Many of these models provide probabilistic outputs that offer a more realistic view of the data and include pluvial and fluvial flooding as well as depth of flooding. Equipped with these insights – before, during, and after a flooding event – experienced engineers now have the tools they need to proactively advise communities on mitigation, prevention, and response measures.
The result
These modern data methods support engineers’ work in three main ways to mitigate the effects of flooding – both in the current environment and in a future where storms are likely to be more severe and frequent:
- Designing buildings and infrastructure, such as roads, bridges, and rail lines, in ways that reflect updated risk profiles.
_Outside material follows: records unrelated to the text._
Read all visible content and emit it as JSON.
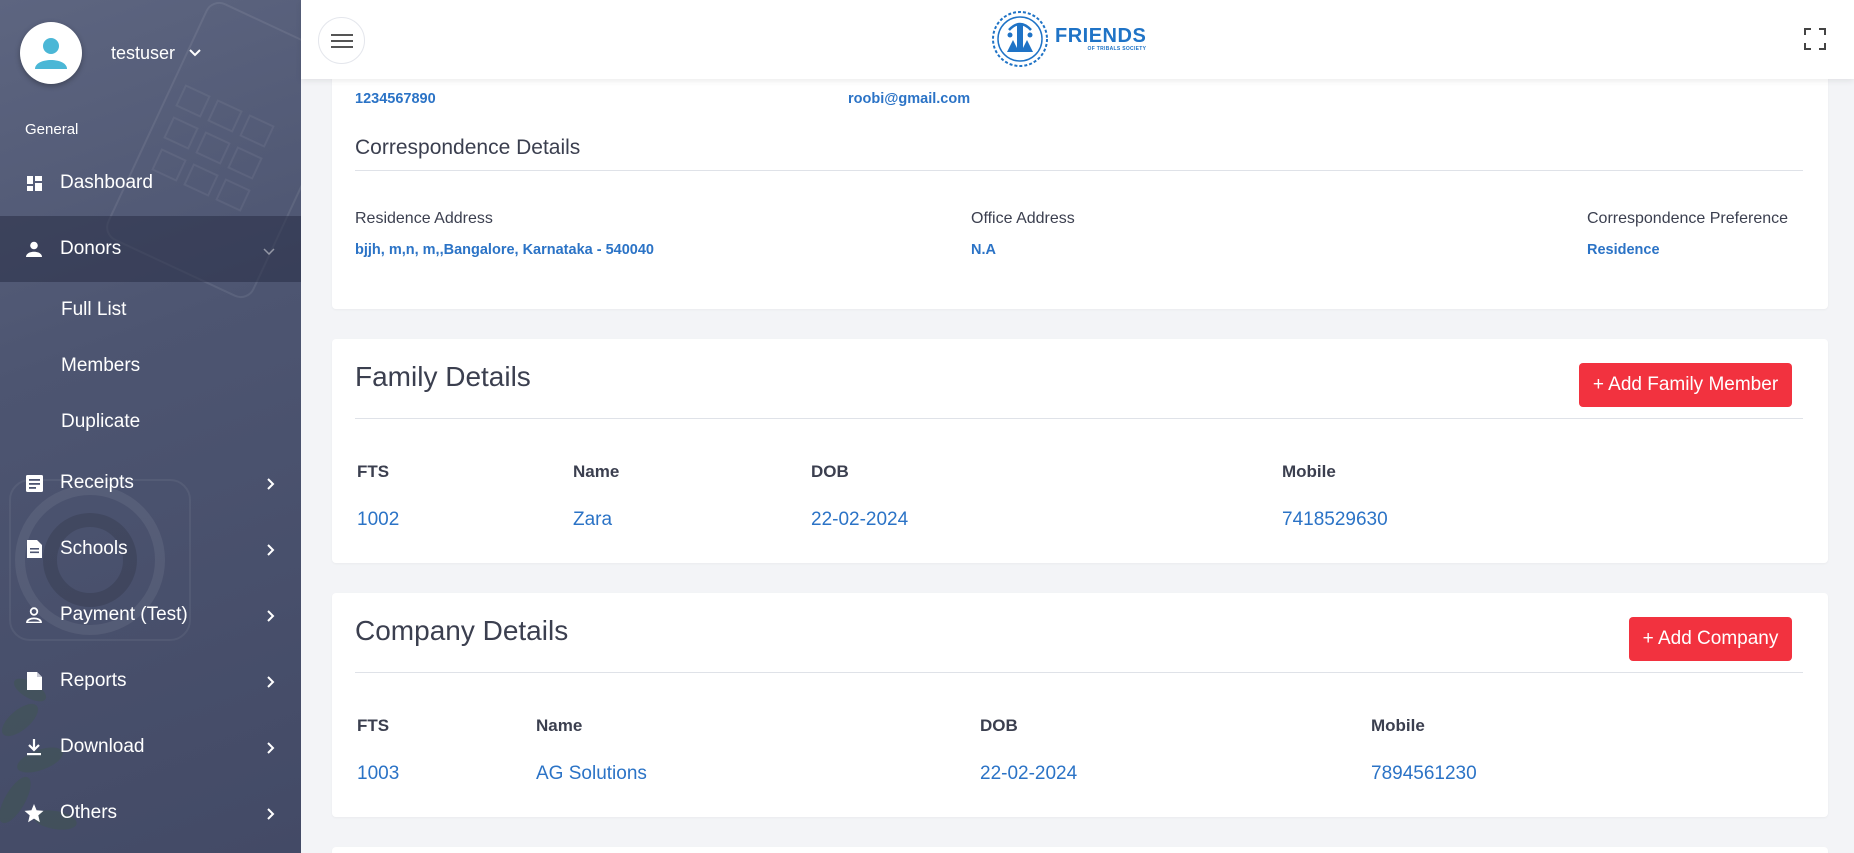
{
  "sidebar": {
    "username": "testuser",
    "section_label": "General",
    "items": [
      {
        "label": "Dashboard",
        "icon": "dashboard-icon"
      },
      {
        "label": "Donors",
        "icon": "person-icon"
      },
      {
        "label": "Receipts",
        "icon": "receipt-icon"
      },
      {
        "label": "Schools",
        "icon": "document-icon"
      },
      {
        "label": "Payment (Test)",
        "icon": "person-outline-icon"
      },
      {
        "label": "Reports",
        "icon": "file-icon"
      },
      {
        "label": "Download",
        "icon": "download-icon"
      },
      {
        "label": "Others",
        "icon": "star-icon"
      }
    ],
    "donor_subitems": [
      "Full List",
      "Members",
      "Duplicate"
    ]
  },
  "header": {
    "logo_main": "FRIENDS",
    "logo_sub": "OF TRIBALS SOCIETY"
  },
  "contact": {
    "mobile": "1234567890",
    "email": "roobi@gmail.com"
  },
  "correspondence": {
    "heading": "Correspondence Details",
    "residence_label": "Residence Address",
    "residence_value": "bjjh, m,n, m,,Bangalore, Karnataka - 540040",
    "office_label": "Office Address",
    "office_value": "N.A",
    "preference_label": "Correspondence Preference",
    "preference_value": "Residence"
  },
  "family": {
    "title": "Family Details",
    "add_button": "+ Add Family Member",
    "columns": [
      "FTS",
      "Name",
      "DOB",
      "Mobile"
    ],
    "rows": [
      {
        "fts": "1002",
        "name": "Zara",
        "dob": "22-02-2024",
        "mobile": "7418529630"
      }
    ]
  },
  "company": {
    "title": "Company Details",
    "add_button": "+ Add Company",
    "columns": [
      "FTS",
      "Name",
      "DOB",
      "Mobile"
    ],
    "rows": [
      {
        "fts": "1003",
        "name": "AG Solutions",
        "dob": "22-02-2024",
        "mobile": "7894561230"
      }
    ]
  },
  "colors": {
    "sidebar_bg": "#4d5571",
    "link": "#2b73c6",
    "button_red": "#f2323f",
    "logo_blue": "#1f73c6"
  }
}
As an example, pier and abutment foundations can be designed to be placed outside of predicted flooding or bolstered to resist the effects of scour, hydrostatic pressure, and rapid drawdown associated with flooding. Bridge decks can be elevated above potential flood levels or secured to prevent them from washing away or being damaged by debris flow.
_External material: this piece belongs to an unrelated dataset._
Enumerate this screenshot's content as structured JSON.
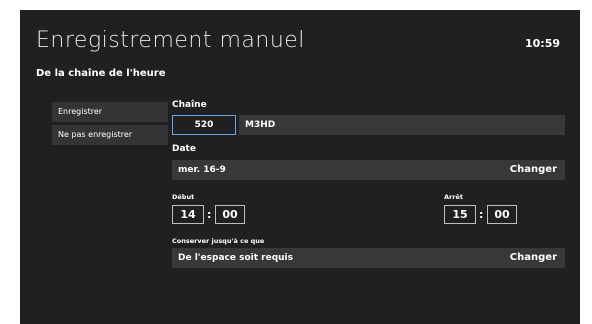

- Designing stormwater management measures – culverts, catchment basins, storm sewers, constructed wetlands, and systems for capturing runoff – to lessen the stress on infrastructure and improve system capacity. With detailed information – the more accurate the better – regarding flood-prone areas, engineers can design targeted improvements to the localized infrastructure in high-risk areas, particularly for flash flooding. For instance, channels can be widened, conveyance systems enlarged, and detention structures expanded.
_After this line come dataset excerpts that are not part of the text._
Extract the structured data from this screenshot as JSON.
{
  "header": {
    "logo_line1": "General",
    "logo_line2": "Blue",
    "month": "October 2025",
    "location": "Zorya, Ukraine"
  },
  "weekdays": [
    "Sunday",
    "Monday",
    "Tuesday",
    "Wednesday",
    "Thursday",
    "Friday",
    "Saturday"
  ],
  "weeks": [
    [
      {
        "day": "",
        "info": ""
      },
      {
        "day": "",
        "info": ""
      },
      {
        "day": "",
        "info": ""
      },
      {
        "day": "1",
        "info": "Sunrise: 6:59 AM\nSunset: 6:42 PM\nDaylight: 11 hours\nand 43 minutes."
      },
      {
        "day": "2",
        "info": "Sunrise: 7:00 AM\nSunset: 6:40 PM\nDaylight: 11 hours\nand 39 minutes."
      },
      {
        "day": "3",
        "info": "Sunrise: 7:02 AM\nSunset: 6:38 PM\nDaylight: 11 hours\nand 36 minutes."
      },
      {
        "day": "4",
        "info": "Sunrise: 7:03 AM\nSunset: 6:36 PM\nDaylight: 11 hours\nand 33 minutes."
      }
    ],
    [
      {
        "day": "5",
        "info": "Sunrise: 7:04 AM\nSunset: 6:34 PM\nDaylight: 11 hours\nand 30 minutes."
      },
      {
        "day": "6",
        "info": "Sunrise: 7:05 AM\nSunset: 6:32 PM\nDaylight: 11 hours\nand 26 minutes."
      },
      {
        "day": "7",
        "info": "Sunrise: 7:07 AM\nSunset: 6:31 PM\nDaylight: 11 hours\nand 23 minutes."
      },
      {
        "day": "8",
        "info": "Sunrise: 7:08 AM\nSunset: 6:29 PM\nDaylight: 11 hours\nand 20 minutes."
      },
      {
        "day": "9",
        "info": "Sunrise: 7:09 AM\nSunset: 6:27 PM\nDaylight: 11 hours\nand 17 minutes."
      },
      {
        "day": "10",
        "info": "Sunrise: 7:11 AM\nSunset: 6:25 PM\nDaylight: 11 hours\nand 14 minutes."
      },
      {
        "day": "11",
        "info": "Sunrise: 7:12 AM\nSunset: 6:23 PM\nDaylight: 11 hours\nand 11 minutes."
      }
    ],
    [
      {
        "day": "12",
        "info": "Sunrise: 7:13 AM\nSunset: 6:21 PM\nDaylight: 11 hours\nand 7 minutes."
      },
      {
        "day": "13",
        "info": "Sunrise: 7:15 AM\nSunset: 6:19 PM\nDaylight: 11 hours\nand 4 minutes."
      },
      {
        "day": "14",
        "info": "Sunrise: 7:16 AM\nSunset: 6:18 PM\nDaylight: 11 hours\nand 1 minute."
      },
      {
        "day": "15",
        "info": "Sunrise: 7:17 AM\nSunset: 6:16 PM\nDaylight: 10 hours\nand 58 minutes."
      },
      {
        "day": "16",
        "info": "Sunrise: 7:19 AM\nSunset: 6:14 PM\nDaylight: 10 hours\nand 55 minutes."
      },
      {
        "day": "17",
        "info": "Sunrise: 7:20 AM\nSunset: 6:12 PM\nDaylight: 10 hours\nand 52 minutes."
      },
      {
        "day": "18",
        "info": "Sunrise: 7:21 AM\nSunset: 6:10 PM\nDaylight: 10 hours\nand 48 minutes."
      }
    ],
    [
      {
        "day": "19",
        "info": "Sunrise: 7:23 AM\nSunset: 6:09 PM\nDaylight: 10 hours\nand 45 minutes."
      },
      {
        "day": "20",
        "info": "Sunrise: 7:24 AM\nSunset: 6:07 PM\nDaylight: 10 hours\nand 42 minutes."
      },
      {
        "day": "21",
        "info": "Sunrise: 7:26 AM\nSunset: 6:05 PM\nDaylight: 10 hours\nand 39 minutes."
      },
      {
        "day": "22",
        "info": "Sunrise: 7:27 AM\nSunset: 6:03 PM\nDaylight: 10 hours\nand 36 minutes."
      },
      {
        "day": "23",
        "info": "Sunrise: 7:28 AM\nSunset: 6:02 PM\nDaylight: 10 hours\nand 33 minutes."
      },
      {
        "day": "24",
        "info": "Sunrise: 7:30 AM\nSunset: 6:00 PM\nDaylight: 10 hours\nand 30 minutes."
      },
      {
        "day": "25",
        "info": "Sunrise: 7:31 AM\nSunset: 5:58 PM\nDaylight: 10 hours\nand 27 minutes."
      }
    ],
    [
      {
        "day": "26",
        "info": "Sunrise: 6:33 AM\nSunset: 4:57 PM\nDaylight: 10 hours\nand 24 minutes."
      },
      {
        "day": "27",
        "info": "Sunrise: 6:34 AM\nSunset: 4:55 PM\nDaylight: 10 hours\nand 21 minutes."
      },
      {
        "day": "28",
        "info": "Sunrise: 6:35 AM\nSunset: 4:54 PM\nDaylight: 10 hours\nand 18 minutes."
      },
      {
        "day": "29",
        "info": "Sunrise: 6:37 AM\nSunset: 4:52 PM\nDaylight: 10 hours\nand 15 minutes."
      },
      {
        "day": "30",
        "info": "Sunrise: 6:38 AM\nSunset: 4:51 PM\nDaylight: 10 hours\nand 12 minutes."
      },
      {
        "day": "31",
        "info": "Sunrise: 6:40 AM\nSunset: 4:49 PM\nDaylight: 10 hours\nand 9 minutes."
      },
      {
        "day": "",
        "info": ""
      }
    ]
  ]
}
- Supporting the design of communities so that developments in high-risk areas are constructed to be compatible with future flood risk and emergency planning (i.e., knowing which roads will need to be closed in flood events). With advance knowledge of flood-prone areas, emergency management agencies can proactively plan alternate routing, in collaboration with affected properties, for emergency services and evacuations prior to predicted flood events.
This new way of modeling (available through tools like Stantec’s Flood Predictor) allows engineers to participate more effectively in the stakeholder and community engagement process. For instance, in municipalities in Tennessee, where Flood Predictor is in use to help communities better understand their flood risk, public engagement meetings to discuss new infrastructure or development projects often involve discussions of potential flood risk to help inform the community and plot the direction of these projects. The data-driven, machine-learning flood-risk assessment tool serves as a resource to understand the potential risk associated with an area and how that risk could change with new development, allowing community members and other interested parties to gain a much more comprehensive understanding of the impact of a new project.
This includes helping visualize the scale and severity of potential floods to show what may happen under various scenarios. Engineers can then demonstrate the impact of various flood mitigation measures—both gray infrastructure, such as concrete berms, and green infrastructure, such as rain gardens and constructed wetlands. The result is greater stakeholder support for flood planning and mitigation measures that reflect changing pluvial and fluvial flood risks.
To understand how society can get the best results in flood management, consider a skilled craft, such as woodworking. The best tools in the world are unable to produce good results by themselves; they need a skilled craftsperson to wield them.
It’s the same with current information technology applications. The best results come when a team of skilled professionals, such as engineers and hydrologists, work with tools, such as computer-based flood modeling technology, to produce effective results that can help protect people, infrastructure, and buildings from the risk of flooding.